Very interesting. I have taken an offset of Anthurium andreanum from a collegue's plant during summer two years ago. It was the size of a small seedling I guess, one or two leaves and only one root. The plantlet is now about the size of yours in the picture. By now, I want to keep it because I waited for so long to see it grow, but very often at times during the process I almost dropped it in the garbage by frustration. Are they THAT slow to grow? It was in the bottom my Anoles' terrarium, where there is enough light for any other plant to thrive. The plant itself has a very nice deep green color, just like the mother plant. So I figure it is doing well, it's just painfully slow. Do flowering size specimens grow that slowly? Yours seed to have been faster from seed, which I don't understand. Anyways I'm just puzzled and angry at the little thing.

mr_subjunctive said...

Zeï:

Divisions do (in my experience) seem to be slower than the seedlings have been, but then, the seedlings have also been around for nearly a year and a half, are several individuals planted together, and have been a bit pampered until fairly recently, so the differences may not be quite as big as they appear.

If forced to guess, I'd guess that they're probably growing at about the same rate, it's just that divided offsets have more work to do in terms of establishing a root system, and therefore don't do as much visible growth.

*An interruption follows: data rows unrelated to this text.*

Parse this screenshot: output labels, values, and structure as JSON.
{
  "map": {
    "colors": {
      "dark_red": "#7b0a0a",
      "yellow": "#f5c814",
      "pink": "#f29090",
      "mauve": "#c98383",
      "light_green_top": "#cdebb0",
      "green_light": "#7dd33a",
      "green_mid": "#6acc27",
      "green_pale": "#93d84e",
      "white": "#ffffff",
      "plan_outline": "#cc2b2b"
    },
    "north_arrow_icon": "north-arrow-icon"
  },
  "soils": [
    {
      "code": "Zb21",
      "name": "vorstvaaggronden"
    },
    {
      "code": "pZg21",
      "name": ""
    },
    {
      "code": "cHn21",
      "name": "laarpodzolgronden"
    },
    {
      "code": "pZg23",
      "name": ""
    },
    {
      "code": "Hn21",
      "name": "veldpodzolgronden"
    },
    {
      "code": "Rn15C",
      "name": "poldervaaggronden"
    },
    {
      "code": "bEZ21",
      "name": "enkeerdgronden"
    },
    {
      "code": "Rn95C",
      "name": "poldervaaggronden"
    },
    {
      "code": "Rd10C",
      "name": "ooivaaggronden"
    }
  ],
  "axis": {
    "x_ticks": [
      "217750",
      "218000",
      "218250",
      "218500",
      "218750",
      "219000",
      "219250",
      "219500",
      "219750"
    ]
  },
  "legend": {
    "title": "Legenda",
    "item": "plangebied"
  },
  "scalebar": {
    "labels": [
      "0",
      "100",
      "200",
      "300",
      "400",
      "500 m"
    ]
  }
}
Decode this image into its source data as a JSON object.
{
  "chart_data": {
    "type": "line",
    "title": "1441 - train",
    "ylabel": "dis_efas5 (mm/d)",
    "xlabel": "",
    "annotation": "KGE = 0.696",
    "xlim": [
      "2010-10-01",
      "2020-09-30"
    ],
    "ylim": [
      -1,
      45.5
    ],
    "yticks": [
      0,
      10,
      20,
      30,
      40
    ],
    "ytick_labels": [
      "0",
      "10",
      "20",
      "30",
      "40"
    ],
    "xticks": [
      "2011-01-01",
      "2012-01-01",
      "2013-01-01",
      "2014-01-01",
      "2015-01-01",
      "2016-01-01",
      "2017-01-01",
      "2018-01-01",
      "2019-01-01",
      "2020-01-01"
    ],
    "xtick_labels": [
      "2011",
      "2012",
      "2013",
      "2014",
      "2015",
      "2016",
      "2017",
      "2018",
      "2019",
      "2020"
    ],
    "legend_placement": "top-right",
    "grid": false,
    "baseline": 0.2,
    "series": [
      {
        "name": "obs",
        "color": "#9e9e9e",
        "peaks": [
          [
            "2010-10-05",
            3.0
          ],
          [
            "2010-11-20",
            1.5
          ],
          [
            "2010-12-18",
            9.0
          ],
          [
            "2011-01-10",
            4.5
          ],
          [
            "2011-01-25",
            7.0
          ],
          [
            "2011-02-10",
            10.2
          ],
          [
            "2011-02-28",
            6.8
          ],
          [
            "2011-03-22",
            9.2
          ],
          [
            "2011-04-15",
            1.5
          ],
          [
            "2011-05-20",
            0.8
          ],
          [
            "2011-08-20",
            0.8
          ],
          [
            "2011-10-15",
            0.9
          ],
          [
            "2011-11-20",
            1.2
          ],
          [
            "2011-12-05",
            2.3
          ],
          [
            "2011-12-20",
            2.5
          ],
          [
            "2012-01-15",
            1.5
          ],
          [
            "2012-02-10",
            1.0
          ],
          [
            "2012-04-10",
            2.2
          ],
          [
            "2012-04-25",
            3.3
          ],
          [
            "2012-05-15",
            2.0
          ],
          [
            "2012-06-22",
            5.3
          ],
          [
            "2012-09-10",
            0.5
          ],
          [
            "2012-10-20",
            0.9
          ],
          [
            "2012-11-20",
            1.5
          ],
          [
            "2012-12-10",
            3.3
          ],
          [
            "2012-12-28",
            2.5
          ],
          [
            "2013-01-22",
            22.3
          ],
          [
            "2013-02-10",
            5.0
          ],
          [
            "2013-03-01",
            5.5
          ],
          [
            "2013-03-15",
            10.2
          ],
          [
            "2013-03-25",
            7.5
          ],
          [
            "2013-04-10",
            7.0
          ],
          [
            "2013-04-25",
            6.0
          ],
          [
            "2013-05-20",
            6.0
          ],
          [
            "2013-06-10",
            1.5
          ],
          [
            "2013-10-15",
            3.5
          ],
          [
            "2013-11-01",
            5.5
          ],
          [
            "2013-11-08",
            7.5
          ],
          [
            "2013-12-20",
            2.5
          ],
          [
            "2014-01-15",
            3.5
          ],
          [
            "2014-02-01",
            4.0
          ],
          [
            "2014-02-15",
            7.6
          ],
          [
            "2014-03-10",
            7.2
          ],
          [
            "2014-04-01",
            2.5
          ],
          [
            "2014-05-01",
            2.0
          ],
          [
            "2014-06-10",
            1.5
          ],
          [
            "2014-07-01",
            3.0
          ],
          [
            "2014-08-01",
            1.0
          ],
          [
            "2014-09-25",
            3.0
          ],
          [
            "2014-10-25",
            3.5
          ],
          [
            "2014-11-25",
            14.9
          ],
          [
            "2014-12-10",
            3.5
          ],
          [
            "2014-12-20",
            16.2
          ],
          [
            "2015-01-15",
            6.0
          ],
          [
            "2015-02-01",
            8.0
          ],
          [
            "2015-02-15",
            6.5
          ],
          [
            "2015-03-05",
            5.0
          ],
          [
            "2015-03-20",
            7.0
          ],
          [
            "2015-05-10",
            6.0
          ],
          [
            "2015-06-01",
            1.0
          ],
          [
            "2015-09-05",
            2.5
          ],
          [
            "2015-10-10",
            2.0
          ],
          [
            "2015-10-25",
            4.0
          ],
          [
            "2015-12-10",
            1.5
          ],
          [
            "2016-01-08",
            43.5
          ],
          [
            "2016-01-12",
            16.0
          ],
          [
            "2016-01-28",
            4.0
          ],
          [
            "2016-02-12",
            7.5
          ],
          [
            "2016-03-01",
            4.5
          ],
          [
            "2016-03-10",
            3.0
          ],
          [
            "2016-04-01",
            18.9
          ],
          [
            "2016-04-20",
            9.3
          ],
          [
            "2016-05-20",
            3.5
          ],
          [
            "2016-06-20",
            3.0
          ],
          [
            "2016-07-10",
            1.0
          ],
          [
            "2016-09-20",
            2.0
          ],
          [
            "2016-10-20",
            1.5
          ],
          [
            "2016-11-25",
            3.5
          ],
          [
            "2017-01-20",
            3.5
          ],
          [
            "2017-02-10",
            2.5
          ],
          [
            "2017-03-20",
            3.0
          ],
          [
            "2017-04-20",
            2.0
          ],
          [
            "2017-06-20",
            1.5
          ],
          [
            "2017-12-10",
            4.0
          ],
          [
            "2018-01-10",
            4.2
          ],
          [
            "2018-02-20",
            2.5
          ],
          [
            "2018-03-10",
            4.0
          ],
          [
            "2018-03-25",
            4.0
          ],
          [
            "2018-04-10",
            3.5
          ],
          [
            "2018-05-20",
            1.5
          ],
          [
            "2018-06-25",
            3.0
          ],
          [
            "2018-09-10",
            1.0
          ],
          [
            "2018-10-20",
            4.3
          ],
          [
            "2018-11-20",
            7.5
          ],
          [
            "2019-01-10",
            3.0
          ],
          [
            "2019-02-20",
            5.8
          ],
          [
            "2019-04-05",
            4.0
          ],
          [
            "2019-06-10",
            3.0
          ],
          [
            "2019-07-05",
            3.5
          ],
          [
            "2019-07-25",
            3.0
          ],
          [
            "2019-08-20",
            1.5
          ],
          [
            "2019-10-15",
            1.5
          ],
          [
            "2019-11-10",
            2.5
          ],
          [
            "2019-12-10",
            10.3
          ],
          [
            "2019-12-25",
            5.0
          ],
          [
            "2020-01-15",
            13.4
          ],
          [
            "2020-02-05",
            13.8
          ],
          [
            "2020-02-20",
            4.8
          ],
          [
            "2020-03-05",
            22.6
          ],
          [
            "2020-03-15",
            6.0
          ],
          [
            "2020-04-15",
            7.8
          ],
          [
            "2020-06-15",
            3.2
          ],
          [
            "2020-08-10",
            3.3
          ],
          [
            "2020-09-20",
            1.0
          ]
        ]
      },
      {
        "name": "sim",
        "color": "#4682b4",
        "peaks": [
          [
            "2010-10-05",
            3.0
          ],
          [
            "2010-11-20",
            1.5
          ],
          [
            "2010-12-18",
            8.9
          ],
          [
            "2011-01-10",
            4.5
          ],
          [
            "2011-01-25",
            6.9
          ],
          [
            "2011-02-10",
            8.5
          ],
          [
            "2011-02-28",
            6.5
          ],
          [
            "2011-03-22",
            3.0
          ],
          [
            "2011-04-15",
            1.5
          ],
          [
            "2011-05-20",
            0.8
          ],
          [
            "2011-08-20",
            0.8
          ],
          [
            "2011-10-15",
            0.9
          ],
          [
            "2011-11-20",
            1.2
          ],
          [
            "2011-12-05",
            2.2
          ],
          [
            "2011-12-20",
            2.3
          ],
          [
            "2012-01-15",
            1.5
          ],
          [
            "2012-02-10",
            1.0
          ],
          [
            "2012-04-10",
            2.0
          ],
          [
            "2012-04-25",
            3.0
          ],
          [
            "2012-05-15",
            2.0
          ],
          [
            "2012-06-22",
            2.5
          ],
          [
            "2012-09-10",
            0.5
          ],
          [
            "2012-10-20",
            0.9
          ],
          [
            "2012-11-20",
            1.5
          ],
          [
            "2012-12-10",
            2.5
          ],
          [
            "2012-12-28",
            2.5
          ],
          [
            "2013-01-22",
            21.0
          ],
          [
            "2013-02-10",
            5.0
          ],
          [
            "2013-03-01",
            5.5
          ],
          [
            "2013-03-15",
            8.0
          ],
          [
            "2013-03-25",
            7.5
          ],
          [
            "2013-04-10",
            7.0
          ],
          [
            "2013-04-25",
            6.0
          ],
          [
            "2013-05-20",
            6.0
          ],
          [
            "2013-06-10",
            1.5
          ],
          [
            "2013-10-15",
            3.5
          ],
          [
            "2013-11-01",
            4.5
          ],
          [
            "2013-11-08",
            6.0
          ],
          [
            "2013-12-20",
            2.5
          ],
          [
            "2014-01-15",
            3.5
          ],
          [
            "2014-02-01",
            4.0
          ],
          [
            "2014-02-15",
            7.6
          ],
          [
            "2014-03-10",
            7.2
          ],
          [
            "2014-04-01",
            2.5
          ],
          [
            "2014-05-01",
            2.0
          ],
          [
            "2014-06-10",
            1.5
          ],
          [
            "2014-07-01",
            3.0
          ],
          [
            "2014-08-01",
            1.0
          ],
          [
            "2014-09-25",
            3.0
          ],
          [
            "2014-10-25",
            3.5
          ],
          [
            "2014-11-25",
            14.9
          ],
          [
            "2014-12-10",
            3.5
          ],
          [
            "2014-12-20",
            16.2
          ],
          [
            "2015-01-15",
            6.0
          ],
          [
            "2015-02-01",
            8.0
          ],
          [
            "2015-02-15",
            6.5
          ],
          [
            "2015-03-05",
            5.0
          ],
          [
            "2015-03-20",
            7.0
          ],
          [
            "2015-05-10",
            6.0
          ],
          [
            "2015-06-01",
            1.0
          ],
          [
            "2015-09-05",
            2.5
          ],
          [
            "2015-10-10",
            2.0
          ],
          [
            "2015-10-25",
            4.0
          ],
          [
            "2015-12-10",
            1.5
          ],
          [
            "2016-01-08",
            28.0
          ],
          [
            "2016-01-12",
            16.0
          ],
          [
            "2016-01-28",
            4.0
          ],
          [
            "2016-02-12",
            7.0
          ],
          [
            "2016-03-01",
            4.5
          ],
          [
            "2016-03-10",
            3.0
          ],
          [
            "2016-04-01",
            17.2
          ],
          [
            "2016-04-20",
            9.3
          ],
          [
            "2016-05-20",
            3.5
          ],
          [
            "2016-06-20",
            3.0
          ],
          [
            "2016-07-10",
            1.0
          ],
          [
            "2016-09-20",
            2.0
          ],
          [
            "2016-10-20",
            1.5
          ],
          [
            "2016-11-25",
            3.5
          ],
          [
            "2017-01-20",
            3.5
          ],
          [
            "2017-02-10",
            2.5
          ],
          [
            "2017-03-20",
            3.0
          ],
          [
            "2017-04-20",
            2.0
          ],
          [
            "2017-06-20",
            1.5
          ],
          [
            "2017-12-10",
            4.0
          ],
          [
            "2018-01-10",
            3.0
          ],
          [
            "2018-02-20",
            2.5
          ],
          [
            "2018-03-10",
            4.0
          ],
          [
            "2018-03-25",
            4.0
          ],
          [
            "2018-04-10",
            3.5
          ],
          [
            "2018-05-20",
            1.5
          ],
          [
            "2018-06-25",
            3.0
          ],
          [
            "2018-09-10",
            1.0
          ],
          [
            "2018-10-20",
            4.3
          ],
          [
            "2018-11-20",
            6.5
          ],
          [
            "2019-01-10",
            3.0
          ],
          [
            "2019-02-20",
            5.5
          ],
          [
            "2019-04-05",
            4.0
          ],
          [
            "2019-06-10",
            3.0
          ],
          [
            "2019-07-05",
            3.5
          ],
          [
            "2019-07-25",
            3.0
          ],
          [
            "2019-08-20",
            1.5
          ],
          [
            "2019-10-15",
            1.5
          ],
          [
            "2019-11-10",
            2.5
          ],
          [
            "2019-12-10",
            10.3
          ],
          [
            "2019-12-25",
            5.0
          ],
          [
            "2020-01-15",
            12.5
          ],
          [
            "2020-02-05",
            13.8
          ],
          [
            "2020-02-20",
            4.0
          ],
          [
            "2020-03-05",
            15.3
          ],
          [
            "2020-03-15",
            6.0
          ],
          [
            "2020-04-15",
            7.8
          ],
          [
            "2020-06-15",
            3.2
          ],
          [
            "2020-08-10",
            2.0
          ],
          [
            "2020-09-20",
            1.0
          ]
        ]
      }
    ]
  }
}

Mature plants, as far as that goes, don't usually grow that rapidly either, though that seems to be an attribute of some cultivars more than others. (E.g. 'Red Hot' and 'Florida' have been reasonably fast growers for me, though 'Red Hot' was purchased as a multi-offset plant and 'Florida' was an offset; 'White Gemini' and 'Pandola' have been slow, though 'White Gemini' was an offset and 'Pandola' was a mature, multi-offset plant.)

JeffB said...

Oh, so I'm not the only one who has those problems with crotons. Good to know.